Yu Chieh Cheng, Raj Nixon, Chu Jhih-Wei
Institute of Bioinformatics and Systems Biology, National Yang Ming Chiao Tung University, 75 Bo-Ai Street, Hsinchu 30010, Taiwan, ROC.
Department of Biological Science and Technology, National Yang Ming Chiao Tung University, 75 Bo-Ai Street, Hsinchu 30010, Taiwan, ROC.
Comput Struct Biotechnol J. 2023 Mar 28;21:2524-2535. doi: 10.1016/j.csbj.2023.03.033. eCollection 2023.

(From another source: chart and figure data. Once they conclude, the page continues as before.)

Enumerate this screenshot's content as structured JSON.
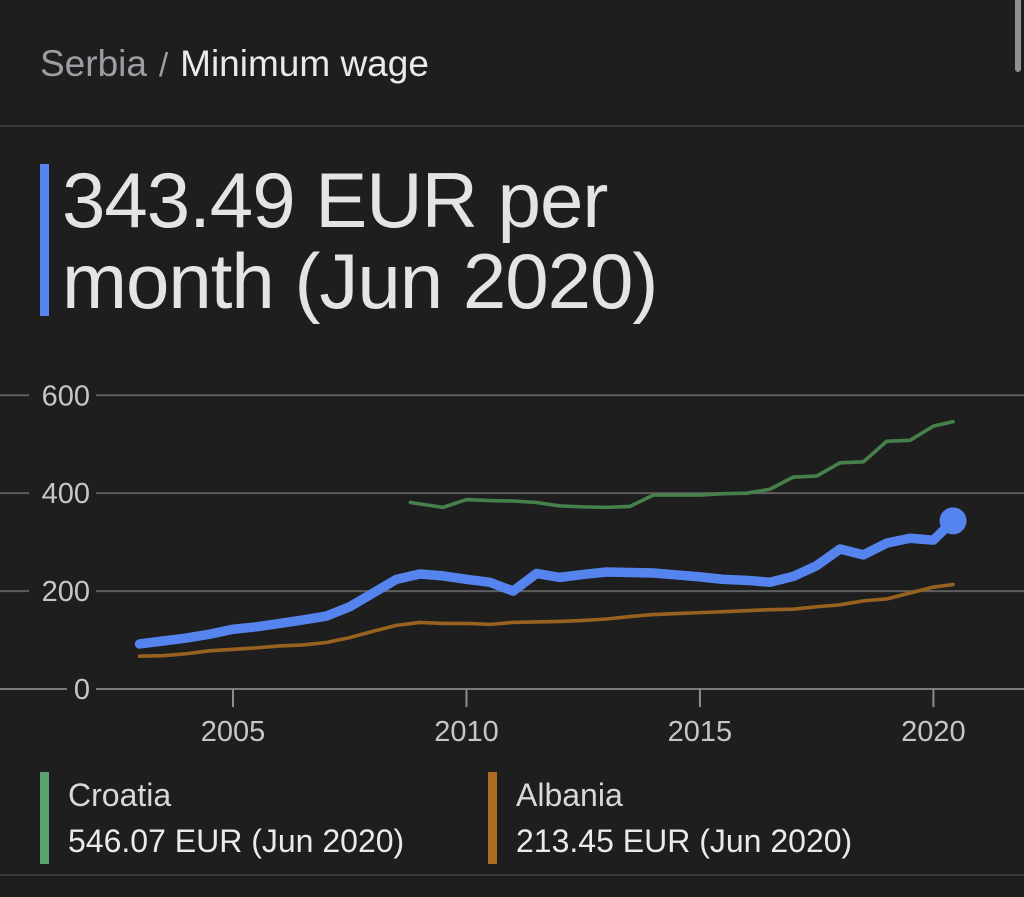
{
  "breadcrumb": {
    "parent": "Serbia",
    "separator": "/",
    "current": "Minimum wage"
  },
  "headline": {
    "line1": "343.49 EUR per",
    "line2": "month (Jun 2020)",
    "full_text": "343.49 EUR per month (Jun 2020)",
    "accent_color": "#5584ee"
  },
  "chart_data": {
    "type": "line",
    "title": "Minimum wage, EUR per month",
    "unit": "EUR per month",
    "grid": true,
    "x_axis": {
      "ticks": [
        2005,
        2010,
        2015,
        2020
      ],
      "range": [
        2000.01,
        2021.94
      ]
    },
    "y_axis": {
      "ticks": [
        0,
        200,
        400,
        600
      ],
      "range": [
        0,
        670
      ]
    },
    "series": [
      {
        "name": "Croatia",
        "color": "#46804b",
        "emphasized": false,
        "end_dot": false,
        "latest": "546.07 EUR (Jun 2020)",
        "x": [
          2008.8,
          2009.5,
          2010,
          2010.5,
          2011,
          2011.5,
          2012,
          2012.5,
          2013,
          2013.5,
          2014,
          2014.5,
          2015,
          2015.5,
          2016,
          2016.5,
          2017,
          2017.5,
          2018,
          2018.5,
          2019,
          2019.5,
          2020,
          2020.42
        ],
        "values": [
          381,
          371,
          387,
          385,
          384,
          381,
          374,
          372,
          371,
          373,
          396,
          396,
          396,
          399,
          400,
          408,
          433,
          435,
          462,
          464,
          506,
          508,
          537,
          546.07
        ]
      },
      {
        "name": "Albania",
        "color": "#98611f",
        "emphasized": false,
        "end_dot": false,
        "latest": "213.45 EUR (Jun 2020)",
        "x": [
          2003,
          2003.5,
          2004,
          2004.5,
          2005,
          2005.5,
          2006,
          2006.5,
          2007,
          2007.5,
          2008,
          2008.5,
          2009,
          2009.5,
          2010,
          2010.5,
          2011,
          2011.5,
          2012,
          2012.5,
          2013,
          2013.5,
          2014,
          2014.5,
          2015,
          2015.5,
          2016,
          2016.5,
          2017,
          2017.5,
          2018,
          2018.5,
          2019,
          2019.5,
          2020,
          2020.42
        ],
        "values": [
          67,
          68,
          72,
          78,
          81,
          84,
          88,
          90,
          95,
          105,
          118,
          130,
          136,
          134,
          134,
          132,
          136,
          137,
          138,
          140,
          143,
          148,
          152,
          154,
          156,
          158,
          160,
          162,
          163,
          168,
          172,
          180,
          184,
          196,
          208,
          213.45
        ]
      },
      {
        "name": "Serbia",
        "color": "#5584ee",
        "emphasized": true,
        "end_dot": true,
        "latest": "343.49 EUR per month (Jun 2020)",
        "x": [
          2003,
          2003.5,
          2004,
          2004.5,
          2005,
          2005.5,
          2006,
          2006.5,
          2007,
          2007.5,
          2008,
          2008.5,
          2009,
          2009.5,
          2010,
          2010.5,
          2011,
          2011.5,
          2012,
          2012.5,
          2013,
          2013.5,
          2014,
          2014.5,
          2015,
          2015.5,
          2016,
          2016.5,
          2017,
          2017.5,
          2018,
          2018.5,
          2019,
          2019.5,
          2020,
          2020.42
        ],
        "values": [
          92,
          98,
          104,
          112,
          122,
          127,
          134,
          141,
          149,
          168,
          196,
          224,
          235,
          231,
          224,
          218,
          200,
          236,
          228,
          234,
          239,
          238,
          237,
          233,
          229,
          224,
          222,
          218,
          230,
          252,
          286,
          274,
          298,
          308,
          304,
          343.49
        ]
      }
    ]
  },
  "legend": {
    "items": [
      {
        "name": "Croatia",
        "value": "546.07 EUR (Jun 2020)",
        "chip_color": "#5ba26f"
      },
      {
        "name": "Albania",
        "value": "213.45 EUR (Jun 2020)",
        "chip_color": "#b06b23"
      }
    ]
  }
}
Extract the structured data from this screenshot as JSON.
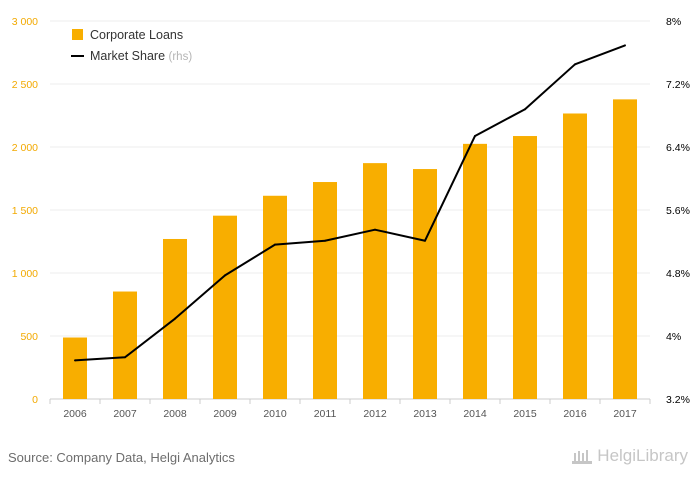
{
  "chart_data": {
    "type": "bar+line",
    "categories": [
      "2006",
      "2007",
      "2008",
      "2009",
      "2010",
      "2011",
      "2012",
      "2013",
      "2014",
      "2015",
      "2016",
      "2017"
    ],
    "series": [
      {
        "name": "Corporate Loans",
        "type": "bar",
        "axis": "left",
        "values": [
          488,
          853,
          1270,
          1455,
          1613,
          1722,
          1872,
          1825,
          2025,
          2087,
          2266,
          2378
        ]
      },
      {
        "name": "Market Share",
        "type": "line",
        "axis": "right",
        "values": [
          3.69,
          3.73,
          4.22,
          4.77,
          5.16,
          5.21,
          5.35,
          5.21,
          6.54,
          6.88,
          7.45,
          7.69
        ]
      }
    ],
    "left_axis": {
      "min": 0,
      "max": 3000,
      "ticks": [
        0,
        500,
        1000,
        1500,
        2000,
        2500,
        3000
      ],
      "tick_labels": [
        "0",
        "500",
        "1 000",
        "1 500",
        "2 000",
        "2 500",
        "3 000"
      ]
    },
    "right_axis": {
      "min": 3.2,
      "max": 8,
      "ticks": [
        3.2,
        4,
        4.8,
        5.6,
        6.4,
        7.2,
        8
      ],
      "tick_labels": [
        "3.2%",
        "4%",
        "4.8%",
        "5.6%",
        "6.4%",
        "7.2%",
        "8%"
      ]
    },
    "legend": [
      {
        "label": "Corporate Loans",
        "suffix": ""
      },
      {
        "label": "Market Share",
        "suffix": "(rhs)"
      }
    ],
    "legend_position": "top-left",
    "grid": true
  },
  "colors": {
    "bar": "#f8ae00",
    "line": "#000000",
    "grid": "#eeeeee",
    "left_tick": "#f2a900",
    "right_tick": "#000000"
  },
  "footer": {
    "source": "Source: Company Data, Helgi Analytics",
    "logo": "HelgiLibrary"
  }
}
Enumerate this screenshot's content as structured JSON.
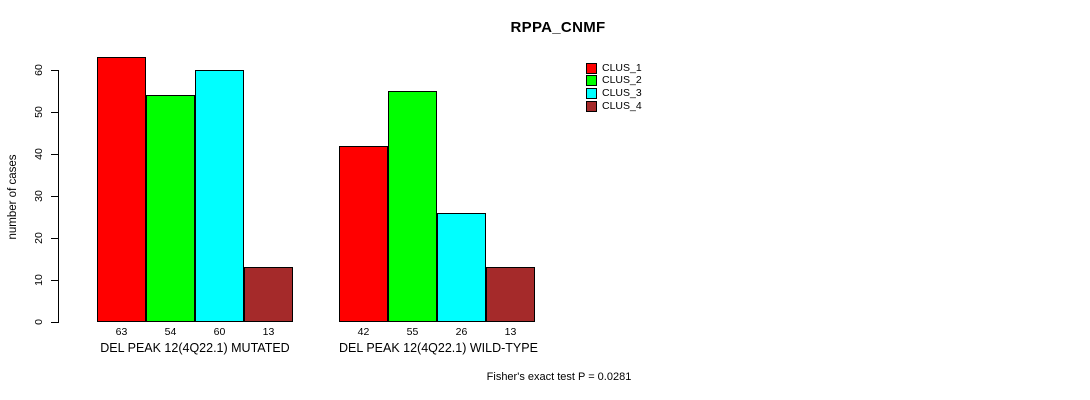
{
  "title": "RPPA_CNMF",
  "footer_annotation": "Fisher's exact test P = 0.0281",
  "colors": {
    "clus_1": "#FF0000",
    "clus_2": "#00FF00",
    "clus_3": "#00FFFF",
    "clus_4": "#A52A2A",
    "axis": "#000000",
    "background": "#FFFFFF"
  },
  "chart_data": {
    "type": "bar",
    "title": "RPPA_CNMF",
    "xlabel": "",
    "ylabel": "number of cases",
    "ylim": [
      0,
      60
    ],
    "yticks": [
      0,
      10,
      20,
      30,
      40,
      50,
      60
    ],
    "grid": false,
    "legend_position": "top-right",
    "categories": [
      "DEL PEAK 12(4Q22.1) MUTATED",
      "DEL PEAK 12(4Q22.1) WILD-TYPE"
    ],
    "series": [
      {
        "name": "CLUS_1",
        "color": "#FF0000",
        "values": [
          63,
          42
        ]
      },
      {
        "name": "CLUS_2",
        "color": "#00FF00",
        "values": [
          54,
          55
        ]
      },
      {
        "name": "CLUS_3",
        "color": "#00FFFF",
        "values": [
          60,
          26
        ]
      },
      {
        "name": "CLUS_4",
        "color": "#A52A2A",
        "values": [
          13,
          13
        ]
      }
    ],
    "bar_value_labels": [
      [
        63,
        54,
        60,
        13
      ],
      [
        42,
        55,
        26,
        13
      ]
    ],
    "annotation": "Fisher's exact test P = 0.0281"
  }
}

Positional fluctuation and covariance during protein dynamics are key observables for understanding the molecular origin of biological functions. A frequently employed potential energy function for describing protein structural variation at the coarse-gained level is elastic network model (ENM). A long-standing issue in biomolecular simulation is thus the parametrization of ENM spring constants from the components of positional covariance matrix (PCM). Based on sensitivity analysis of PCM, the direct-coupling statistics of each spring, which is a specific combination of position fluctuation and covariance, is found to exhibit prominent signal of parameter dependence. This finding provides the basis for devising the objective function and the scheme of running through the effective one-dimensional optimization of every spring by self-consistent iteration. Formal derivation of the positional covariance statistical learning (PCSL) method also motivates the necessary data regularization for stable calculations. Robust convergence of PCSL is achieved in taking an all-atom molecular dynamics trajectory or an ensemble of homologous structures as input data. The PCSL framework can also be generalized with mixed objective functions to capture specific property such as the residue flexibility profile. Such physical chemistry-based statistical learning thus provides a useful platform for integrating the mechanical information encoded in various experimental or computational data.
蛋白质动力学过程中的位置涨落和协方差是理解生物学功能分子起源的关键可观测指标。弹性网络模型(ENM)是一种常用于在粗粒度水平描述蛋白质结构变化的势能函数。因此,生物分子模拟中一个长期存在的问题是如何根据位置协方差矩阵(PCM)的分量来确定ENM弹簧常数的参数。基于对PCM的敏感性分析,发现每个弹簧的直接耦合统计量(它是位置涨落和协方差的一种特定组合)表现出显著的参数依赖性信号。这一发现为设计目标函数以及通过自洽迭代对每个弹簧进行有效的一维优化的方案提供了基础。位置协方差统计学习(PCSL)方法的形式推导也促使进行必要的数据正则化以实现稳定计算。以全原子分子动力学轨迹或同源结构集合作为输入数据时,PCSL能够实现稳健收敛。PCSL框架还可以通过混合目标函数进行推广,以捕捉诸如残基柔韧性分布等特定属性。因此,这种基于物理化学的统计学习为整合各种实验或计算数据中编码的力学信息提供了一个有用的平台。